Die Kritik der Start-Ups an der Zürcher Steuerpolitik hat gewirkt. Der Kanton ändert seine Bestimmungen und kommt ihnen bei der Besteuerung entgegen. Neu müssen sie Investorengelder nicht mehr sofort als Vermögen versteuern sondern erst, wenn sie mit ihrer Firma Geld verdienen.

Steuererklärung des Kantons Zürich
Legende: In Zukunft sollte den Zürcher Start-Ups die Steuererklärung weniger Kopfzerbrechen bereiten. Keystone

Seit dem Frühling 2016 musste Finanzdirektor Ernst Stocker bezüglich der Start-Up-Besteuerung einiges einstecken: Vertreter von Start-Ups deckten ihn mit Kritik ein. «Zürich vergrault Start-Ups», hiess es etwa. Viele von ihnen drohten mit Wegzug aus Zürich, weil die Steuerbelastung für Jungunternehmen zu hoch sei. Als Prügelknabe fühlt sich Stocker aber nicht. «Ich bin erst seit eineinhalb Jahren Finanzdirektor und nicht für alles verantwortlich», sagt er gegenüber dem «Regionaljournal»

Sofortmassnahmen genügten nicht

Dass ihm die Jungunternehmen am Herzen liegen, bewies der Finanzdirektor aber bereits im März. Als Sofortmassnahme beschloss die Finanzdirektion, Start-Ups in den ersten drei bis fünf Jahren nur zum bedeutend tieferen Substanzwert zu besteuern, und nicht danach zu bewerten, wie viel Geld sie durch Investoren erhalten.

Chefsache Start-Ups

Nun werden die Bestimmungen noch mehr zu Gunsten der Jungunternehmer verändert: «Im Nachhinein ist man immer klüger», sagt Stocker, der die Klagen der Start-Ups zur Chefsache machte und sich von einem interdisziplinären Team beraten liess.
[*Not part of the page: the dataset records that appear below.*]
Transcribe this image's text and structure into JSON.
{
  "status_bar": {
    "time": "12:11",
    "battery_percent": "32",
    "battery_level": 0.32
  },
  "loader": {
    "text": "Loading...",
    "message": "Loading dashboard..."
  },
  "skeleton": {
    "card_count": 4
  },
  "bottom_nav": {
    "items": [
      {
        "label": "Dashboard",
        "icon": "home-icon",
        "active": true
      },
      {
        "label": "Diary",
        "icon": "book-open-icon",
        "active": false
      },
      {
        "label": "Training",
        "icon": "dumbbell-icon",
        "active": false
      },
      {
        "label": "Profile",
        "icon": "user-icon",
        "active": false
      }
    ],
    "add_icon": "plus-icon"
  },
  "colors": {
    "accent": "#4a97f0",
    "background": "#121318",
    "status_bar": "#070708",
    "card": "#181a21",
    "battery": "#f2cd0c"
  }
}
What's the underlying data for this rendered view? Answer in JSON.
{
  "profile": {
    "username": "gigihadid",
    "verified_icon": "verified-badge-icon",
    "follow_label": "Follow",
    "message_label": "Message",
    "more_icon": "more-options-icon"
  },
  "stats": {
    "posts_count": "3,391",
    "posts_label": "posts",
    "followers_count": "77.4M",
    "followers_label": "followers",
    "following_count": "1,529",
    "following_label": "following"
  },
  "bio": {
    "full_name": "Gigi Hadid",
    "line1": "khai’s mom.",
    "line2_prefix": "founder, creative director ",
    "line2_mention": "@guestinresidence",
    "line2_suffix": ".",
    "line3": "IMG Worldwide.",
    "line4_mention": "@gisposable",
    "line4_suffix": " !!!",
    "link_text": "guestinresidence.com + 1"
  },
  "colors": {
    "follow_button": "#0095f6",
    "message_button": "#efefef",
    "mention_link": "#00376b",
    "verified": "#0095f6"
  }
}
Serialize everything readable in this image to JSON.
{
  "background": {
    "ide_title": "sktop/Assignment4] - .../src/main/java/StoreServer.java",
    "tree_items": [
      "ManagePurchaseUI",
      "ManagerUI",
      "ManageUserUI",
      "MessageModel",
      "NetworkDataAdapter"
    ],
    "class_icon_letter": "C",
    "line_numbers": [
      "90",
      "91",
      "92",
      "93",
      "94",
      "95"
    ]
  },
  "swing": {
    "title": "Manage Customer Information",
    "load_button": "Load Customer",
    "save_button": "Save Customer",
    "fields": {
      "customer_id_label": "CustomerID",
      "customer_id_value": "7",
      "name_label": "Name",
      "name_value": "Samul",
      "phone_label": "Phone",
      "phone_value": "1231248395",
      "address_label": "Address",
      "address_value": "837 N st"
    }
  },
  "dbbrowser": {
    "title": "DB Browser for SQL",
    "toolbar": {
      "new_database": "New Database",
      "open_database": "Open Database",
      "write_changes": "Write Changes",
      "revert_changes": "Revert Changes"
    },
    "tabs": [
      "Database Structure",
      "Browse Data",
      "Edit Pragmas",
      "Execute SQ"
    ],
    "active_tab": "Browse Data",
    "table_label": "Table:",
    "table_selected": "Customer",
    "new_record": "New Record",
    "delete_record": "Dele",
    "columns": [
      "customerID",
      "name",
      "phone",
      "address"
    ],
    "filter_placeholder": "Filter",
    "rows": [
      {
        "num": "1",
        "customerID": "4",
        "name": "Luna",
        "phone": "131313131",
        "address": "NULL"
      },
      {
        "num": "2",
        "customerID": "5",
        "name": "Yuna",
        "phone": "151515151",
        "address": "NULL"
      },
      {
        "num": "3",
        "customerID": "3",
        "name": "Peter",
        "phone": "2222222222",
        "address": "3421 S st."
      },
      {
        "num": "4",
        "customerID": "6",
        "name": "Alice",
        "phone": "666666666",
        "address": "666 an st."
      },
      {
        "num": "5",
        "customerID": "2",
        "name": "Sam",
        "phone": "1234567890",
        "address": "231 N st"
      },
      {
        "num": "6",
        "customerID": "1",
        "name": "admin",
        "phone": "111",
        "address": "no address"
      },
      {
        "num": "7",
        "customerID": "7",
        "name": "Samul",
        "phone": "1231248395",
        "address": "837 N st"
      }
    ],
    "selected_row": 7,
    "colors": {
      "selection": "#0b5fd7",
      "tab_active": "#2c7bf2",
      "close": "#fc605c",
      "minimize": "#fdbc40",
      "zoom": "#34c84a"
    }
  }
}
Neu werden nun die Jungunternehmen so lange günstiger besteuert, bis sie repräsentative Geschäftsergebnisse vorweisen können. Investorenpreise kommen bei der Aktienbewertung erst nach dieser Aufbauphase zum Zug. Damit passt sich Zürich in dieser Hinsicht wieder den anderen Kantonen an.

Im Nachhinein ist man immer klüger.
Autor: Ernst StockerSVP-Finanzdirektor des Kantons Zürich

Zurück zum alten System

Urs Häusler, Präsident der Schweizer Start-Up Vereinigung, begrüsst die Änderung: «Sie führt wieder zurück zu einem System, welches Gründer und Investoren eines Unternehmens so besteuert, dass es dem realistischen Wert entspricht.» Hätte sich der Kanton in dieser Frage nicht bewegt, wären viele Start-Ups abgewandert, ist Häusler überzeugt.